The Constitution of Due Process...



           The constitutional guarantee of due process of law, found in the Fifth and Fourteenth Amendments to the U.S. Constitution, prohibits all levels of government from arbitrarily or unfairly depriving individuals of their basic constitutional rights to life, liberty, and property. The Due Process Clause of the Fifth Amendment, ratified in 1791, asserts that no person shall "be deprived of life, liberty, or property, without due process of law." This amendment restricts the powers of the federal government and applies only to actions by it.

            The Due Process Clause of the Fourteenth Amendment, ratified in 1868, declares," nor shall any State deprive any person of life, liberty, or property, without due process of law" This clause limits the powers of the states, rather than those of the federal government.

            The Due Process Clause of the Fourteenth Amendment has also been interpreted by the U.S. Supreme Court in the twentieth century to incorporate protections of the Bill of Rights, so that those protections apply to the states as well as to the federal government.

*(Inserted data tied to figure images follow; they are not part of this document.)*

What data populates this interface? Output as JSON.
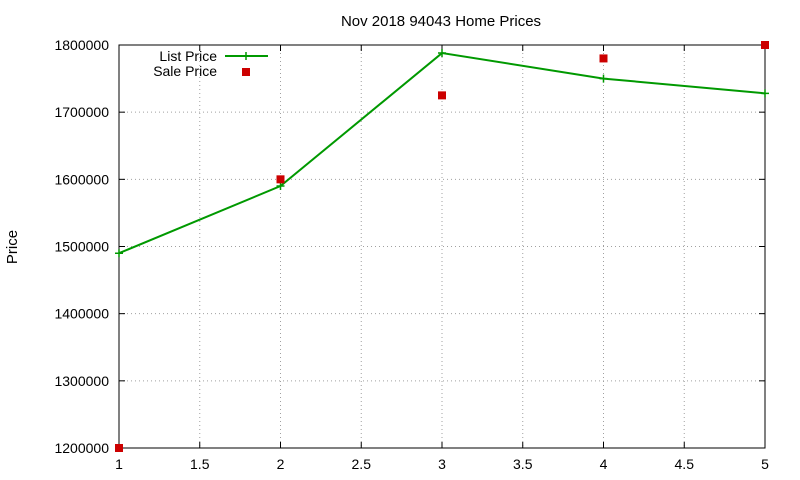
{
  "chart_data": {
    "type": "line",
    "title": "Nov 2018 94043 Home Prices",
    "xlabel": "",
    "ylabel": "Price",
    "xlim": [
      1,
      5
    ],
    "ylim": [
      1200000,
      1800000
    ],
    "x_ticks": [
      "1",
      "1.5",
      "2",
      "2.5",
      "3",
      "3.5",
      "4",
      "4.5",
      "5"
    ],
    "x_tick_values": [
      1,
      1.5,
      2,
      2.5,
      3,
      3.5,
      4,
      4.5,
      5
    ],
    "y_ticks": [
      "1200000",
      "1300000",
      "1400000",
      "1500000",
      "1600000",
      "1700000",
      "1800000"
    ],
    "y_tick_values": [
      1200000,
      1300000,
      1400000,
      1500000,
      1600000,
      1700000,
      1800000
    ],
    "grid": true,
    "legend_position": "top-left",
    "series": [
      {
        "name": "List Price",
        "style": "line-with-plus-markers",
        "color": "#009900",
        "x": [
          1,
          2,
          3,
          4,
          5
        ],
        "values": [
          1490000,
          1590000,
          1788000,
          1750000,
          1728000
        ]
      },
      {
        "name": "Sale Price",
        "style": "square-markers",
        "color": "#cc0000",
        "x": [
          1,
          2,
          3,
          4,
          5
        ],
        "values": [
          1200000,
          1600000,
          1725000,
          1780000,
          1800000
        ]
      }
    ]
  }
}
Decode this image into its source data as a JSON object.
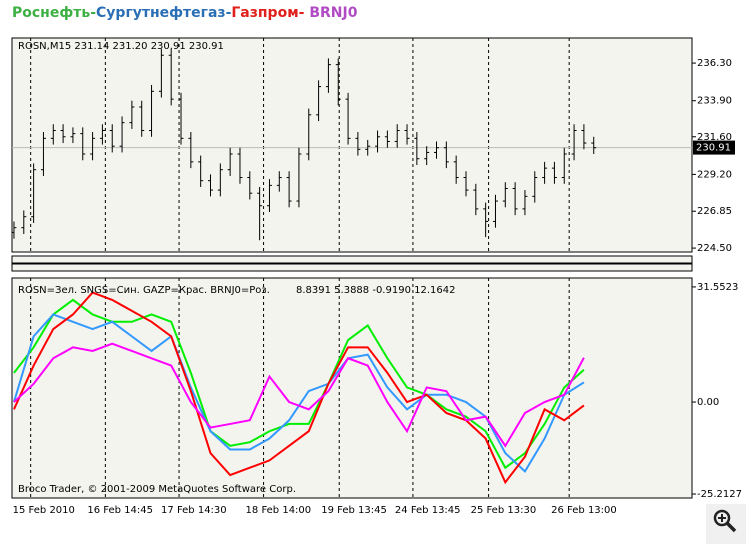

Thus, the Due Process Clause serves as the means whereby the Bill of Rights has become binding on state governments as well as on the federal government.
           
            The concept of due process originated in English Common Law. The rule that individuals shall not be deprived of life, liberty, or property without notice and an opportunity to defend themselves predates written constitutions and was widely accepted in England. The Magna Charta, an agreement signed in 1215 that defined the rights of English subjects against the king, is an early example of a constitutional guarantee of due process. That document includes a clause that declares, "No free man shall be seized, or imprisoned … except by the lawful judgment of his peers, or by the law of the land" This concept of the law of the land was later transformed into the phrase "due process of law." By the seventeenth century, England's North American colonies were using the phrase "due process of law" in their statutes.